Using the complete data set from T-239 to T+963 sec, we report further analysis 
of BAT GRB 130907A (trigger #569992) (Page, et al., GCN Circ. 15183).  The 
initial report on the BAT data was presented in Cummings, et al., GCN Circ. 15202.

The burst started while Swift was slewing from another target, and the burst 
location came into the BAT coded field of view at about T-80 seconds. The 
initial pair of peaks at T-117 that triggered Konus-Wind (Golenetskii, et al., 
GCN Circ. 15203) and INTEGRAL/SPI-ACS  (Savchenko, et al., GCN Circ. 15204) were 
seen from outside the coded field in the non-weighted rates.

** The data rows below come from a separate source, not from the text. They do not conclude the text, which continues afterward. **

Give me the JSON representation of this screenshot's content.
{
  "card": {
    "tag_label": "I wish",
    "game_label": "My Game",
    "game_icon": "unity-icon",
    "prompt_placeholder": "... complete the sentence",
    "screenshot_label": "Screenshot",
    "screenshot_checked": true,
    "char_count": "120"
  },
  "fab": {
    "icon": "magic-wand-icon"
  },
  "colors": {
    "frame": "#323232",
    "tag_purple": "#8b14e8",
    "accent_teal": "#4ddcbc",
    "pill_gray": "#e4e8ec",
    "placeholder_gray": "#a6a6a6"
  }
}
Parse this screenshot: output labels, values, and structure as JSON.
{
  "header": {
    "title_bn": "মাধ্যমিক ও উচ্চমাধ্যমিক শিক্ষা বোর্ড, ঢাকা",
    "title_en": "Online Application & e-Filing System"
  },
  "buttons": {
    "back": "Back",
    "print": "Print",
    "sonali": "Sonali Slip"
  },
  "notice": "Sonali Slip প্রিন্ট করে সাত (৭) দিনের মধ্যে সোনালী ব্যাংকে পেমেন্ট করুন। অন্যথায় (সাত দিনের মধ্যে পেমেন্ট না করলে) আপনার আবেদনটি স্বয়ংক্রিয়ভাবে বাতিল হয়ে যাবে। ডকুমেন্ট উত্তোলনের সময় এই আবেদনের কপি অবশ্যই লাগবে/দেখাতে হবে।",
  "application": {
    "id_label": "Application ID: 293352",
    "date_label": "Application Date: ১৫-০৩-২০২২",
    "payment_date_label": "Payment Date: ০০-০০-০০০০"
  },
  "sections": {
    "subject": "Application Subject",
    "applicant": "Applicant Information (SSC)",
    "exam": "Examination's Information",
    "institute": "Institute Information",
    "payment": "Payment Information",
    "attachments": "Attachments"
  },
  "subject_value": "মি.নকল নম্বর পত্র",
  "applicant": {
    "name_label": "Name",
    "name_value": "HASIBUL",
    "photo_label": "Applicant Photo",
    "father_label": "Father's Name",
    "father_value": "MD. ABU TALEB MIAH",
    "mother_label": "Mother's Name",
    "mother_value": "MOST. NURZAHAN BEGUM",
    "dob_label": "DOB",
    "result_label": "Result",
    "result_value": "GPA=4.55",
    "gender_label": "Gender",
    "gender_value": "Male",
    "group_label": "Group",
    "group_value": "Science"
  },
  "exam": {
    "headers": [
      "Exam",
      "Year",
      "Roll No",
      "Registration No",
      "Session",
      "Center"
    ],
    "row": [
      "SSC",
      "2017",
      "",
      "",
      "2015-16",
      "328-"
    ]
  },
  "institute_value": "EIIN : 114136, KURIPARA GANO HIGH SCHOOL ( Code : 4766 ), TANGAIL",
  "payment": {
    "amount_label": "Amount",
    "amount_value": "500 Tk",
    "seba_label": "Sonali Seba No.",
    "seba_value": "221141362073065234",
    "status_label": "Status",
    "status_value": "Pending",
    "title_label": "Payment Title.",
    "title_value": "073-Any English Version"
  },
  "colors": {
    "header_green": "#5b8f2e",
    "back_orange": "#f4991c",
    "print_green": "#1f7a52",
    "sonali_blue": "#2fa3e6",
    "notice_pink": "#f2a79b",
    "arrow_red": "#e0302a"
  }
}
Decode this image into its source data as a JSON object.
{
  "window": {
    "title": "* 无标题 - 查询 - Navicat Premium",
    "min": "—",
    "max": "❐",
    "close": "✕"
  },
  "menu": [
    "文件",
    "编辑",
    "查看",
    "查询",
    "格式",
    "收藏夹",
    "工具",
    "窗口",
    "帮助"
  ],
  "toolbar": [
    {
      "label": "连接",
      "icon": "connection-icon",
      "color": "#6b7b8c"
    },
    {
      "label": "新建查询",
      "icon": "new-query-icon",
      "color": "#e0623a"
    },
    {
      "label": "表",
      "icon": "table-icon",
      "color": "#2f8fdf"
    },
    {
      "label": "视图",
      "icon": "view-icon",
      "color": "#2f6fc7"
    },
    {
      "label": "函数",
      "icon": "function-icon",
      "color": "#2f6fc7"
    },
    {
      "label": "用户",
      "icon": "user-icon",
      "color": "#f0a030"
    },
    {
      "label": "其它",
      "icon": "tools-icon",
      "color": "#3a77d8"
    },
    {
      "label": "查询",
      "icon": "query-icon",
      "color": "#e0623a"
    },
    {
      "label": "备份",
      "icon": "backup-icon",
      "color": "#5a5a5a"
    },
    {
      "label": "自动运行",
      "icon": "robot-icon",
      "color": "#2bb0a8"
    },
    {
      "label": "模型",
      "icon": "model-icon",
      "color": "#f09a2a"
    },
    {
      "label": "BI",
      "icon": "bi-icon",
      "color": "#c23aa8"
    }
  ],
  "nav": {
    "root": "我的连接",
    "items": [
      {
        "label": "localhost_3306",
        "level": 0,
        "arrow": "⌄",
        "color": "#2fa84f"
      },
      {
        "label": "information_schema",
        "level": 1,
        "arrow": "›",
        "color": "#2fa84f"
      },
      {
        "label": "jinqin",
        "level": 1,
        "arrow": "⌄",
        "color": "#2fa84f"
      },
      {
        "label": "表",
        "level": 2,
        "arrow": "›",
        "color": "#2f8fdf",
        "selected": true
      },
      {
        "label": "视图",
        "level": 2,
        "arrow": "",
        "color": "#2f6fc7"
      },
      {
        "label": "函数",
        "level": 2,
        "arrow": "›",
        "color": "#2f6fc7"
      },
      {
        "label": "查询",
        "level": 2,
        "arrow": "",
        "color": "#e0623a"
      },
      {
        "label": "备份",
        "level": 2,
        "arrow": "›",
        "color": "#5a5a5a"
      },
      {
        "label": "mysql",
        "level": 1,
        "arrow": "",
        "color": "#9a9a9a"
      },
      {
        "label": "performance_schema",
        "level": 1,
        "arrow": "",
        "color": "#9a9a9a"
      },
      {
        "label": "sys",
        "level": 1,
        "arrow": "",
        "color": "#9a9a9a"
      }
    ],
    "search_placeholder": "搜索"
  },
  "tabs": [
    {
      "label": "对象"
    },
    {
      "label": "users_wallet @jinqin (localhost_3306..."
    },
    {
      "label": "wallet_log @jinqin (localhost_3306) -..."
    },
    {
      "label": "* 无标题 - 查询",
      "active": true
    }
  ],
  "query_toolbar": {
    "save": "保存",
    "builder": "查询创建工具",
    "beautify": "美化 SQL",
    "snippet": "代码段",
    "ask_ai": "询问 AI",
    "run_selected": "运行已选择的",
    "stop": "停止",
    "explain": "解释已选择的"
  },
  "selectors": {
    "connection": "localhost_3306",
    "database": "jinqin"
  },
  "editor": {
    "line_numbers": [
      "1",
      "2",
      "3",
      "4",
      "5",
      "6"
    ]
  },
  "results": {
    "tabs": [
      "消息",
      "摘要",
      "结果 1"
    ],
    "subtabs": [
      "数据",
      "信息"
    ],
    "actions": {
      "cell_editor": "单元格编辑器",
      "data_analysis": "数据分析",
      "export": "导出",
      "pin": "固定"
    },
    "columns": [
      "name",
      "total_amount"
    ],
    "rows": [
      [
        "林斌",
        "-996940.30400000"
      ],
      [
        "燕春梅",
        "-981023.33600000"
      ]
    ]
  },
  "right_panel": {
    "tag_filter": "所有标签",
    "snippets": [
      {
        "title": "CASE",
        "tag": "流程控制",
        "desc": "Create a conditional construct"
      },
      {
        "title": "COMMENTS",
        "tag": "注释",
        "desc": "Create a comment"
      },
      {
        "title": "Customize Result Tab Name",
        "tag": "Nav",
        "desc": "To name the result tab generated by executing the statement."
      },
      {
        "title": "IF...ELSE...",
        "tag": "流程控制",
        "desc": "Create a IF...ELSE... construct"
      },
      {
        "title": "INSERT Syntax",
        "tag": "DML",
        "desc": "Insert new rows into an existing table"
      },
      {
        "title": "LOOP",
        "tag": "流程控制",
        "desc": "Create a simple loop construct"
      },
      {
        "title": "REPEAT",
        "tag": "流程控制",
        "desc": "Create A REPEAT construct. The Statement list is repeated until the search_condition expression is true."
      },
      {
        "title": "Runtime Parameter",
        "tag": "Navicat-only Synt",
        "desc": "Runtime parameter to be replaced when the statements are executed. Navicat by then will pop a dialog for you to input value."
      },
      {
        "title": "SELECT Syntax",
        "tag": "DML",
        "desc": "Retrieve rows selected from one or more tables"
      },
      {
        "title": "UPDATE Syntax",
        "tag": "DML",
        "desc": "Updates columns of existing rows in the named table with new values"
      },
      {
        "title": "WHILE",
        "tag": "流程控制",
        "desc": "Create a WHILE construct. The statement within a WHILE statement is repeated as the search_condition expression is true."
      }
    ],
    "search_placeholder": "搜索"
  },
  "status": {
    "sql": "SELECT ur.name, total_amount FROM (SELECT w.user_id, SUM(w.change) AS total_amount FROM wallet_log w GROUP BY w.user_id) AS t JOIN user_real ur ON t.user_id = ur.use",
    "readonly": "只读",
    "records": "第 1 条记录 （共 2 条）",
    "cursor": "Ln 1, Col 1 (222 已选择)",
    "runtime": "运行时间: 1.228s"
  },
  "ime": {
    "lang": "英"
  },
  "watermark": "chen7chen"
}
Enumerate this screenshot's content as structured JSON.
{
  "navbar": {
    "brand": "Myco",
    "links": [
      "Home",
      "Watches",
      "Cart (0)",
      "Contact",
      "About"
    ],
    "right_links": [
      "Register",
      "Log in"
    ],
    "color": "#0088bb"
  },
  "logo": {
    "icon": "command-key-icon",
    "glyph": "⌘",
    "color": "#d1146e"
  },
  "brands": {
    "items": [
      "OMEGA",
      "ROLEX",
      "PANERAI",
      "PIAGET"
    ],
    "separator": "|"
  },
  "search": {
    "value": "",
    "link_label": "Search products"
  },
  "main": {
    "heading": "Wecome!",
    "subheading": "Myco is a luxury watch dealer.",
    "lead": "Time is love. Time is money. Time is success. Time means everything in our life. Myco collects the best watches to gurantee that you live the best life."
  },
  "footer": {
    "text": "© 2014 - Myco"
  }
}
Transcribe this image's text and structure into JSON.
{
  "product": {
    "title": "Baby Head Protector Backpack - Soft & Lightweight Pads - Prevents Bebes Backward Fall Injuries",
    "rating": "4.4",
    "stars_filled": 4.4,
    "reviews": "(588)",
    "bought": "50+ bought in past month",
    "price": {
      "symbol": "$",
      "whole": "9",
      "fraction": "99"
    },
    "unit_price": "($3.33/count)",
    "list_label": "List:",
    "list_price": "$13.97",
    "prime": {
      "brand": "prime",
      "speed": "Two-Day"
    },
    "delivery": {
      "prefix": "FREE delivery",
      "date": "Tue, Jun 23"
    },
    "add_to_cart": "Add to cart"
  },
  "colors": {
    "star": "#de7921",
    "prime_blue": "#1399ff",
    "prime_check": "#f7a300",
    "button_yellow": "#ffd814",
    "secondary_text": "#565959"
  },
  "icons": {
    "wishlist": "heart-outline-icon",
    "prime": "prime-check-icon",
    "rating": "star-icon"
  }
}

The mask-weighted light curve is described in Cummings, et al., GCN Circ. 15202. 
Although there are no discrete peaks later than T+240 seconds, the burst is 
still detected in the mask-weighted rate out to T+963 sec, when this data cuts 
off and continues to be detected onboard in a 64-second image starting at 
T+1388, and possibly later.  Since the BAT event data does not cover the full 
extent of the burst, we cannot reliably calculate T90 at this point, but it is 
at least 360 seconds.

The time-averaged spectrum from T-73.7 to T+767.4 sec is best fit by a simple
power-law model.  The power law index of the time-averaged spectrum is
1.17 +- 0.02.  The fluence in the 15-150 keV band is 1.4 +- 0.01 x 10^-4 
erg/cm2. We note that this time interval does not cover the entire burst 
duration, so should be considered a lower limit.